Adverse Event Reporting Requirements Clarified under New HHS Guidelines

Adverse Event Reporting Requirements Clarified under New HHS Guidelines


On January 15, 2007, the Department of Health and Human Services (HHS) Office of Human Research Protections (OHRP) released new clinical trial guidelines on reviewing and reporting unanticipated problems and adverse events that occur in clinical trials conducted or supported by federal departments or agencies.[i] The guidance comes in response to long-standing calls by Institutional Review Boards (IRBs) and the research community for harmonized federal guidelines on the reporting of clinical trial adverse events.[ii] To that end, OHRP developed the guidelines as an "initial step" with input from representatives of several federal agencies, including the Food and Drug Administration (FDA). The guidelines are intended to provide clarification of existing regulations and policies governing clinical trial adverse event reporting for IRBs, investigators and others involved in running clinical trials.

Current HHS regulations require that all "unanticipated problems involving risks to subjects or others" be reported to the OHRP.[iii] The guidance is intended to clarify what constitutes an "unanticipated problem" and ensure that such events are reviewed and reported in a timely, meaningful way so as to best protect human subjects. According to the guidance, an "unanticipated problem" under 45 C.F.R. Part 46 is an "incident, experience, or outcome" that: (1) is unexpected in terms of nature, severity, or frequency given the research procedures and the characteristics of the study population; (2) is related or possibly related to the participation in the research; and (3) suggests that the research places subjects or others at a great risk of harm, including psychological, economic, or social harm, than was previously known or recognized.[iv] The guidance stresses, however, that only a "small subset" of adverse events will constitute unanticipated problems.
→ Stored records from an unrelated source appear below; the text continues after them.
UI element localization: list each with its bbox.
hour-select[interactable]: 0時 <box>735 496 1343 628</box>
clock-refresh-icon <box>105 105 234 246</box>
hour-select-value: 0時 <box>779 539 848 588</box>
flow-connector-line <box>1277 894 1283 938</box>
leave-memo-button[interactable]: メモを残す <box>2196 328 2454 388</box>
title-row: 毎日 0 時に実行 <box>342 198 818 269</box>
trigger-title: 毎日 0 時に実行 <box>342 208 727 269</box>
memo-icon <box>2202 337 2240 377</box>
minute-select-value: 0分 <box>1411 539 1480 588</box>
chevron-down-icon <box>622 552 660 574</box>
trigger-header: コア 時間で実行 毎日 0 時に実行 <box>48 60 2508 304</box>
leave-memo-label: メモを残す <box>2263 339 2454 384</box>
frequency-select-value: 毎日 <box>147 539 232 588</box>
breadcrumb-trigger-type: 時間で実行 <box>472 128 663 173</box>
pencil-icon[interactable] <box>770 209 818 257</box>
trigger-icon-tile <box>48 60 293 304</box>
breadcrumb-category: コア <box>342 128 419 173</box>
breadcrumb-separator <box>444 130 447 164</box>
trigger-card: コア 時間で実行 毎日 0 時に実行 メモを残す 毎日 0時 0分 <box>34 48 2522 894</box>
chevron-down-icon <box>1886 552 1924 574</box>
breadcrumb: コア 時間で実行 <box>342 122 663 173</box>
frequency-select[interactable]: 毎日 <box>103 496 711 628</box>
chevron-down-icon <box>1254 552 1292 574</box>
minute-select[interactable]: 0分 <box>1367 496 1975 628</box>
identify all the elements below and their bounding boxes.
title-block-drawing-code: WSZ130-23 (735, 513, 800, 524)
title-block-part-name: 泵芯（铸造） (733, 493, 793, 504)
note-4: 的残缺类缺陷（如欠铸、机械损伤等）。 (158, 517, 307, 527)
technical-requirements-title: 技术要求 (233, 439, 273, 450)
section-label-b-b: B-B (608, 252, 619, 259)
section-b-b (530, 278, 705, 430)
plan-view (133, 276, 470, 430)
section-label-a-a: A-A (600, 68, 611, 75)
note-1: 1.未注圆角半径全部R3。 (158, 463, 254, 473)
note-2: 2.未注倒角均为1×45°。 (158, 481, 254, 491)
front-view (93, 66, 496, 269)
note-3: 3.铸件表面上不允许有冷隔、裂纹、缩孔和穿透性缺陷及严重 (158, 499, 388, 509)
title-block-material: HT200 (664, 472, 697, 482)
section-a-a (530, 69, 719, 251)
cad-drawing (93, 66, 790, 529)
OHRP considers an adverse event "unexpected" under the first criterion if it occurs "in one or more subjects participating in a research protocol, the nature, severity, or frequency of which is not consistent with either: (1) the known or foreseeable risk of adverse events associated with the [research] procedures...; or (2) the expected natural progression of any underlying disease, disorder, or condition of the subject(s) experiencing the adverse event and the subject's predisposing risk factor profile for the adverse event." Under the second criterion, an adverse event is "at least partially caused" by the research procedures if it is "related" to participation in the research; likewise, an adverse event is "possibly related" if there is a "reasonable possibility that the adverse event may have been caused by the procedures involved in the research." Lastly, the guidelines advise that if the adverse event is "serious" (e.g., one that results in death, is life-threatening or results in inpatient hospitalization or a persistent or significant disability/incapacity), it will generally qualify under the third criterion (suggesting that the research places subjects at a greater risk of harm than was previously known or recognized). Furthermore, the guidelines provide several specific clinical examples of adverse events that constitute unanticipated problems.

If an unanticipated problem occurs, OHRP notes that it will "generally warrant consideration of substantive changes in the research protocol or informed consent process/document or other corrective actions" in order to create awareness of the newly identified risks and "protect the safety, welfare, and rights of subjects and others." Corrective action could include adjustment of the inclusion or exclusion criteria, suspension of the enrollment of new subjects, and implementation of additional monitoring procedures.

Other Considerations

The guidelines also expound on other considerations related to reviewing and reporting unanticipated problems and adverse events, including: which internal and external adverse events should be reported by investigators to IRBs; the content of the reports of unanticipated problems submitted to IRBs; the timing of reporting unanticipated problems; what an IRB should consider before, beginning, and during research with regards to adverse events; and how written IRB procedures should address unanticipated problems.


Companies should review the guidelines closely to ensure compliance with HHS reporting requirements, but should also note that for some research, the FDA and other agencies may still have distinct regulatory and policy requirements on reporting adverse events and unanticipated problems.


[ii] OHRP, Request for Public Comment on OHRP's Draft Guidance on Reporting and Reviewing Adverse Events and Unanticipated Problems Involving Risks to Subjects or Others (Oct. 13, 2005), available at

[iii] 45 C.F.R. § 46.103.

[iv] HHS, Guidance on Reviewing and Reporting Unanticipated Problems Involving Risks to Subjects or Others and Adverse Events, 4 (Jan. 15, 2007).